Dyrektor generalny i prezes zarządu Harley-Davidson, Jochen Zeitz podjął decyzję, iż LiveWire od 8 lipca będzie funkcjonować jako osobna marka odłączając się tym samym od Harleya-Davidsona. Od teraz motocykle elektryczne będą sygnowane wyłącznie ich symbolem. Ustalenia są skutkiem restrukturyzacji i porządkowaniem firmy przez Zeitza.

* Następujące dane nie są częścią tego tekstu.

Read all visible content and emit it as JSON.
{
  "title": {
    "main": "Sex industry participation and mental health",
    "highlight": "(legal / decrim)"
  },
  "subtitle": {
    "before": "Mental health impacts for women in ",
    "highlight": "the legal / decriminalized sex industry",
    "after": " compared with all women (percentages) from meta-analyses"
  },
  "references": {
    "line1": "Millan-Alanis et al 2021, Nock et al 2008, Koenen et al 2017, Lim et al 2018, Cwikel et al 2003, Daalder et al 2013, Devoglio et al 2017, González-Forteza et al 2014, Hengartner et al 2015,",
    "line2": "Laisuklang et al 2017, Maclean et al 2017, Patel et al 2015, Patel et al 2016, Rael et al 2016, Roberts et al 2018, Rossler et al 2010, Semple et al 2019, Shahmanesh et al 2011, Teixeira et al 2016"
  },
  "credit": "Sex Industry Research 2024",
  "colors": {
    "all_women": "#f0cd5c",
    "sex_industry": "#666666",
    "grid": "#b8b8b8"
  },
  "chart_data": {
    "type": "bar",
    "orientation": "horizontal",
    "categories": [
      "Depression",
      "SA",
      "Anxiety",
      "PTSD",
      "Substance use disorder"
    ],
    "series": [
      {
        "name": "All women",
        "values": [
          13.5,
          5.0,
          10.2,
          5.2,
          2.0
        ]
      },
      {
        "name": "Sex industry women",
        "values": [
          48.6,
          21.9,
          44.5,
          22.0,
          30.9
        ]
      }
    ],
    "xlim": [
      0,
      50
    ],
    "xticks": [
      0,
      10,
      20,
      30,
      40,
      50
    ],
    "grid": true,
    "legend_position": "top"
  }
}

Harley-Davidson LiveWire – nieudane połączenie

Harley-Davidson LiveWire rozpoczął działalność zaledwie dwa lata temu i od początku stanowił przedmiot licznych dyskusji i kontrowersji. Powodem jest odejście od filozofii i dziedzictwa koncernu. Synonimem Harleya bezsprzecznie są potężne silniki V2. Tym bardziej miłośnicy marki nie mogli zdzierżyć charakterystycznego logo znajdującego się na motocyklach elektrycznych. Zeitz postanowił, że LiveWire będzie działać osobno, co stworzy kolejne perspektywy:

„Jednym z sześciu filarów strategii Hardwire jest zostanie liderem w produkcji motocykli elektrycznych i dzięki uruchomieniu LiveWire jako osobnej marki mamy możliwość objęcia prowadzenia i wyznaczania trendów w sektorze motocykli elektrycznych. Naszą misją jest stworzenie najbardziej pożądanej marki na świecie, a LiveWire będzie pionierem motocyklowej przyszłości w mieście i poza nim. LiveWire opracuje także technologie, które w przyszłości pojawią się w elektrycznych motocyklach Harley-Davidson.”

Start nowej marki zaplanowano na 8 lipca. Szefem został mianowany Ryan Morrissey. Obecnie LiveWire to tylko jeden model, ale niebawem gama ma zostać poszerzona i być bardziej przystępna cenowo.